Research

Our research interests are in the area of machine learning for speech and language processing. The ultimate goal of our work is to discover the algorithmic mechanisms that would enable computers to learn and use spoken language the way that humans do. Our approach emphasizes the multimodal and grounded nature of human language, and thus has a strong connection to other machine learning disciplines such as computer vision.

While modern machine learning techniques such as deep learning have made impressive progress across a variety of domains, it is doubtful that existing methods can fully capture the phenomenon of language. State-of-the-art deep learning models for tasks such as speech recognition are extremely data hungry, requiring many thousands of hours of speech recordings that have been painstakingly transcribed by humans.
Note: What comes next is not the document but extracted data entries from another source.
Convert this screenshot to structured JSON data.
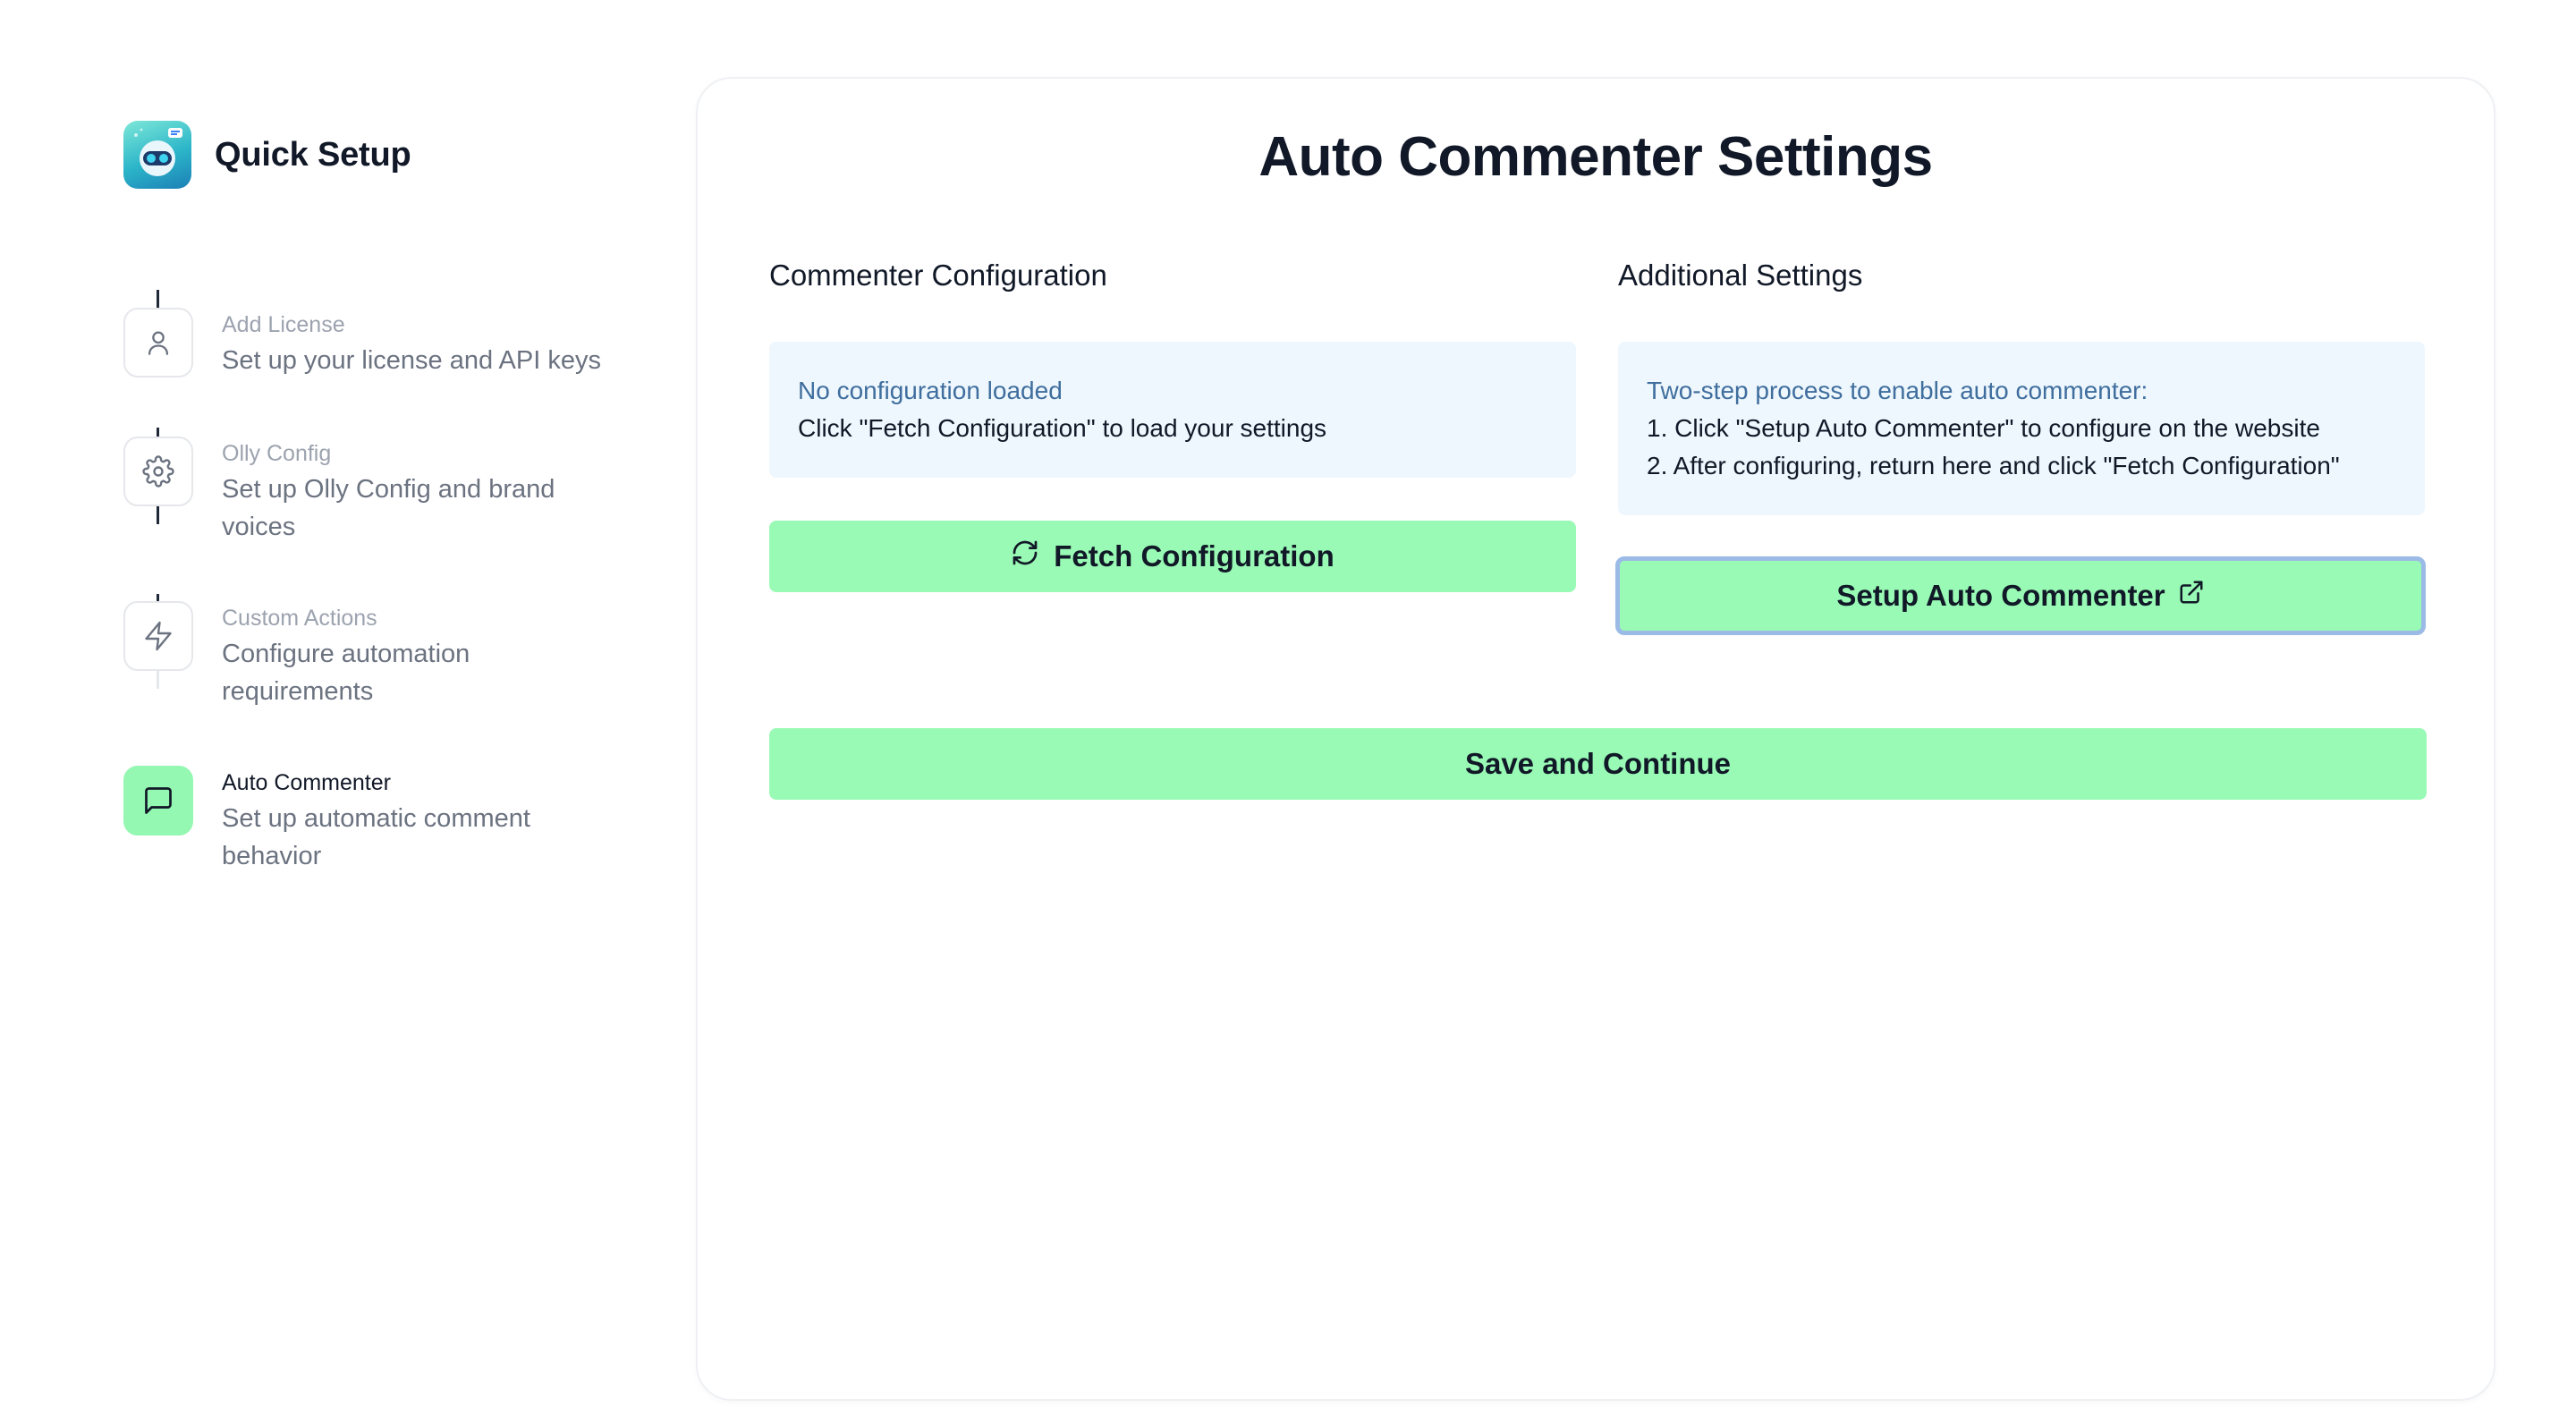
{
  "sidebar": {
    "title": "Quick Setup",
    "steps": [
      {
        "label": "Add License",
        "description": "Set up your license and API keys",
        "icon": "user-icon",
        "active": false
      },
      {
        "label": "Olly Config",
        "description": "Set up Olly Config and brand voices",
        "icon": "gear-icon",
        "active": false
      },
      {
        "label": "Custom Actions",
        "description": "Configure automation requirements",
        "icon": "lightning-icon",
        "active": false
      },
      {
        "label": "Auto Commenter",
        "description": "Set up automatic comment behavior",
        "icon": "message-square-icon",
        "active": true
      }
    ]
  },
  "main": {
    "title": "Auto Commenter Settings",
    "commenter": {
      "heading": "Commenter Configuration",
      "status_title": "No configuration loaded",
      "status_text": "Click \"Fetch Configuration\" to load your settings",
      "fetch_label": "Fetch Configuration"
    },
    "additional": {
      "heading": "Additional Settings",
      "info_title": "Two-step process to enable auto commenter:",
      "step1": "1. Click \"Setup Auto Commenter\" to configure on the website",
      "step2": "2. After configuring, return here and click \"Fetch Configuration\"",
      "setup_label": "Setup Auto Commenter"
    },
    "save_label": "Save and Continue"
  },
  "colors": {
    "accent": "#98fab4",
    "info_bg": "#eef7fd",
    "info_title": "#3f6e9e",
    "focus_ring": "#9bbbe6"
  }
}
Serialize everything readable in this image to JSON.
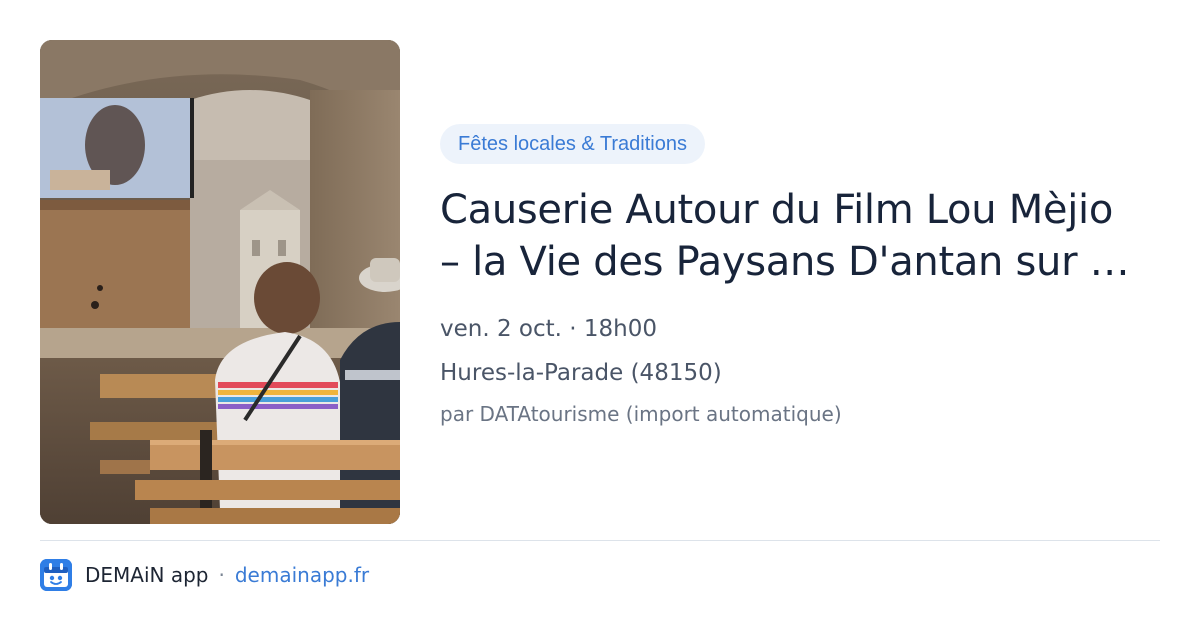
{
  "event": {
    "category": "Fêtes locales & Traditions",
    "title": "Causerie Autour du Film Lou Mèjio – la Vie des Paysans D'antan sur …",
    "datetime": "ven. 2 oct. · 18h00",
    "location": "Hures-la-Parade (48150)",
    "author": "par DATAtourisme (import automatique)"
  },
  "footer": {
    "app_name": "DEMAiN app",
    "separator": "·",
    "url": "demainapp.fr"
  },
  "colors": {
    "accent": "#3a7bd5",
    "category_bg": "#edf3fb",
    "title": "#18243a",
    "app_icon": "#2f7ee6"
  }
}
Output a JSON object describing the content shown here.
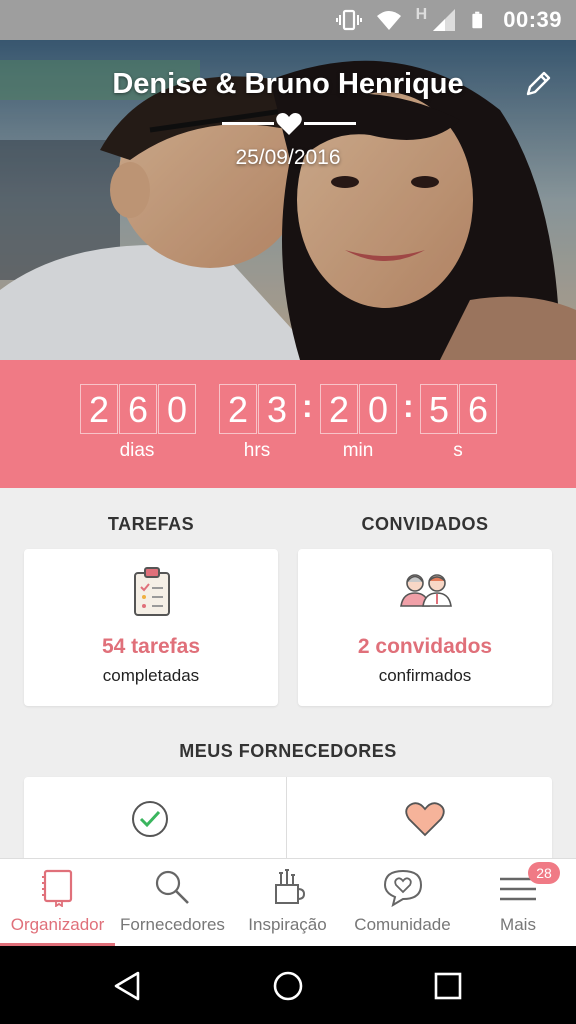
{
  "status_bar": {
    "time": "00:39",
    "network": "H"
  },
  "hero": {
    "couple_names": "Denise & Bruno Henrique",
    "date": "25/09/2016"
  },
  "countdown": {
    "days": [
      "2",
      "6",
      "0"
    ],
    "hours": [
      "2",
      "3"
    ],
    "minutes": [
      "2",
      "0"
    ],
    "seconds": [
      "5",
      "6"
    ],
    "labels": {
      "days": "dias",
      "hours": "hrs",
      "minutes": "min",
      "seconds": "s"
    }
  },
  "tasks": {
    "title": "TAREFAS",
    "count_text": "54 tarefas",
    "sub_text": "completadas"
  },
  "guests": {
    "title": "CONVIDADOS",
    "count_text": "2 convidados",
    "sub_text": "confirmados"
  },
  "vendors": {
    "title": "MEUS FORNECEDORES"
  },
  "bottom_nav": {
    "items": [
      {
        "label": "Organizador",
        "icon": "notebook-icon",
        "active": true
      },
      {
        "label": "Fornecedores",
        "icon": "search-icon",
        "active": false
      },
      {
        "label": "Inspiração",
        "icon": "brushes-icon",
        "active": false
      },
      {
        "label": "Comunidade",
        "icon": "chat-heart-icon",
        "active": false
      },
      {
        "label": "Mais",
        "icon": "menu-icon",
        "active": false
      }
    ],
    "badge": "28"
  },
  "colors": {
    "accent": "#f07a85",
    "accent_text": "#e0707a"
  }
}
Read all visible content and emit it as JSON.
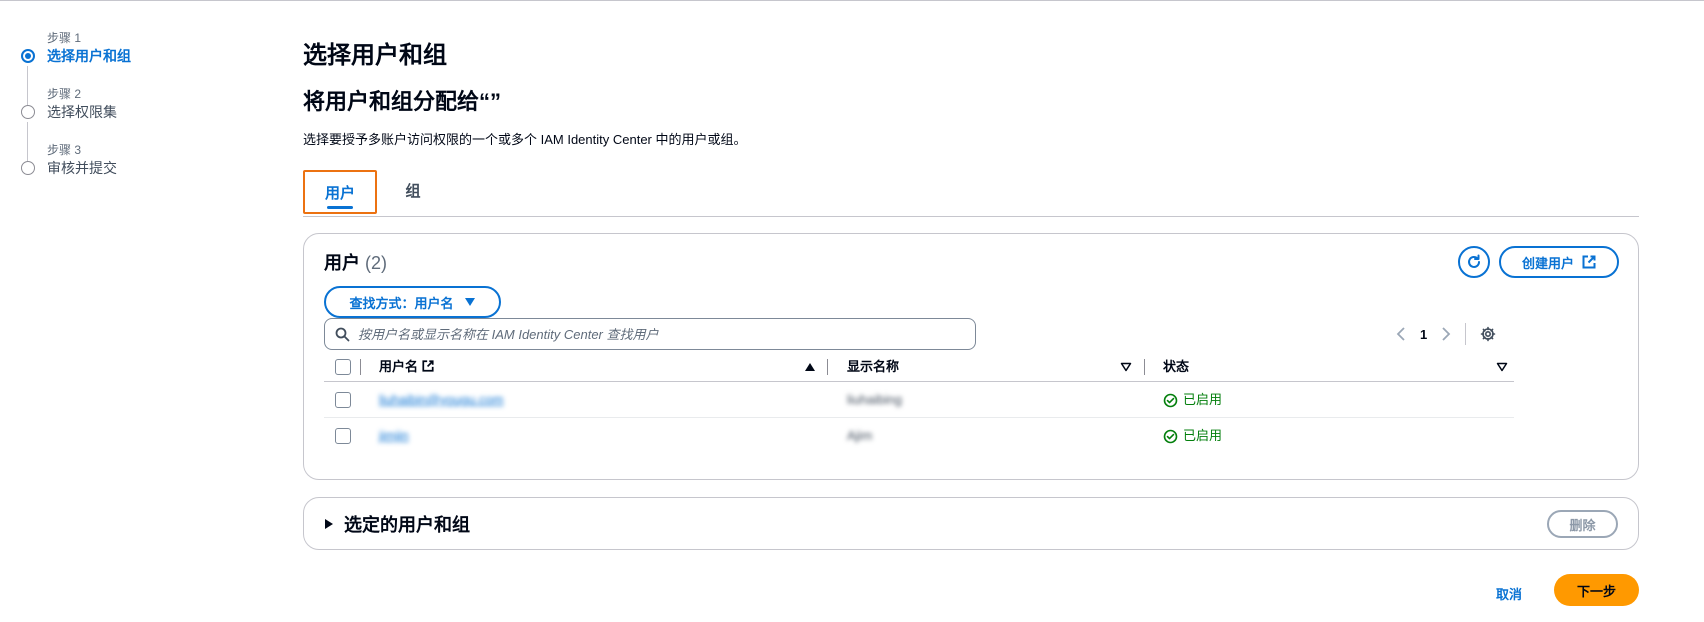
{
  "stepper": {
    "steps": [
      {
        "num": "步骤 1",
        "title": "选择用户和组"
      },
      {
        "num": "步骤 2",
        "title": "选择权限集"
      },
      {
        "num": "步骤 3",
        "title": "审核并提交"
      }
    ]
  },
  "page": {
    "title": "选择用户和组",
    "subtitle": "将用户和组分配给“”",
    "description": "选择要授予多账户访问权限的一个或多个 IAM Identity Center 中的用户或组。"
  },
  "tabs": [
    {
      "label": "用户"
    },
    {
      "label": "组"
    }
  ],
  "users_panel": {
    "title": "用户",
    "count": "(2)",
    "create_label": "创建用户",
    "filter_label": "查找方式：用户名",
    "search_placeholder": "按用户名或显示名称在 IAM Identity Center 查找用户",
    "page_number": "1",
    "columns": [
      "用户名",
      "显示名称",
      "状态"
    ],
    "rows": [
      {
        "username": "liuhaibin@yougu.com",
        "display_name": "liuhaibing",
        "status": "已启用"
      },
      {
        "username": "jimjin",
        "display_name": "Ajim",
        "status": "已启用"
      }
    ]
  },
  "selected_panel": {
    "title": "选定的用户和组",
    "remove_label": "删除"
  },
  "footer": {
    "cancel_label": "取消",
    "next_label": "下一步"
  },
  "colors": {
    "accent": "#0972d3",
    "primary_button": "#ff9900",
    "success": "#037f0c",
    "focus_outline": "#ec7211"
  }
}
Even then, they are highly brittle when used outside of their training domain, breaking down when confronted with new vocabulary, accents, or environmental noise. Because of its reliance on massive training datasets, the technology we do have is completely out of reach for all but several dozen of the 7,000 human languages spoken worldwide.

In contrast, human toddlers are able to grasp the meaning of new word forms from only a few spoken examples, and learn to carry a meaningful conversation long before they are able to read and write. There are critical aspects of language that are currently missing from our machine learning models. Human language is inherently multimodal; it is grounded in embodied experience; it holistically integrates information from all of our sensory organs into our rational capacity; and it is acquired via immersion and interaction, without the kind of heavy-handed supervision relied upon by most machine learning models. Our research agenda revolves around finding ways to bring these aspects into the fold.